* [PATCH 1/3] fetch: adjust refspec->raw_nr when filtering prefetch refspecs
2024-11-12 8:32 ` [PATCH 0/3] double-free with git fetch --prefetch Jeff King
@ 2024-11-12 8:34 ` Jeff King
2024-11-12 8:36 ` [PATCH 2/3] refspec: drop separate raw_nr count Jeff King
2024-11-12 8:39 ` [PATCH 3/3] refspec: store raw refspecs inside refspec_item Jeff King
2 siblings, 0 replies; 7+ messages in thread
From: Jeff King @ 2024-11-12 8:34 UTC (permalink / raw)

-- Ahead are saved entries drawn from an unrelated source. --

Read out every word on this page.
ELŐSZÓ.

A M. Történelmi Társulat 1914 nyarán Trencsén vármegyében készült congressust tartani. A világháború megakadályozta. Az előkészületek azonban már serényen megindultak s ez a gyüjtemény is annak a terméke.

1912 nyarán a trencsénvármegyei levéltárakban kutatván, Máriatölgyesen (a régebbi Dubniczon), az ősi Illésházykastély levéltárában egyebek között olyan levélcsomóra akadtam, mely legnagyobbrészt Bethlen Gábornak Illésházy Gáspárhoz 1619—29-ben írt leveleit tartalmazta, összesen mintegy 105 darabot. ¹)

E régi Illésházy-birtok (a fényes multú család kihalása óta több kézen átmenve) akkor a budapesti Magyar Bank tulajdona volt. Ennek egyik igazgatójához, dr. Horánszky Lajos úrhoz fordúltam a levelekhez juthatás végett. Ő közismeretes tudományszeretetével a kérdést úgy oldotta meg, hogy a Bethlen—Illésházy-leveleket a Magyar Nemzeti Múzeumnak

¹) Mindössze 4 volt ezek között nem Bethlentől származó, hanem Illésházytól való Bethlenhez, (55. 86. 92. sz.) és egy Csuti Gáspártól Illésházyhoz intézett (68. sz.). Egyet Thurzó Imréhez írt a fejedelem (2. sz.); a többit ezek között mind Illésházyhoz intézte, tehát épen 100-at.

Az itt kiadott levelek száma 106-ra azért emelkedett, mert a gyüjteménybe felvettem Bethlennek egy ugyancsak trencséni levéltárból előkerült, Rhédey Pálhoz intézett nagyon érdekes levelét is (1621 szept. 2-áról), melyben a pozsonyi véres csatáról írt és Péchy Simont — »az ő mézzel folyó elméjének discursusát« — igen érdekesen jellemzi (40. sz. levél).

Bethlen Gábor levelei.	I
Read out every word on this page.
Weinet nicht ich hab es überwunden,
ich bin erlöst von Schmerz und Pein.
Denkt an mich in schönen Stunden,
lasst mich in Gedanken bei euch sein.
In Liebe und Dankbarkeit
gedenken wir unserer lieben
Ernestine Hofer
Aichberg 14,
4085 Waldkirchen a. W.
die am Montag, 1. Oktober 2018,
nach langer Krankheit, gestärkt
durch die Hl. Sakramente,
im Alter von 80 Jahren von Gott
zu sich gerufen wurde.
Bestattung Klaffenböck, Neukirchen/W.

To: Eric Mills; +Cc: git@vger.kernel.org
In filter_prefetch_refspecs(), we may remove one or more refspecs if
they point into refs/tags/. When we do, we remove the item from the
refspec->items array, shifting subsequent items down, and then decrement
the refspec->nr count.
We also remove the item from the refspec->raw array, but fail to
decrement refspec->raw_nr. This leaves us with a count that is too high,
and anybody looking at the "raw" array will erroneously see either:
1. The removed entry, if there were no subsequent items to shift down.
2. A duplicate of the final entry, as everything is shifted down but
there was nothing to overwrite the final item.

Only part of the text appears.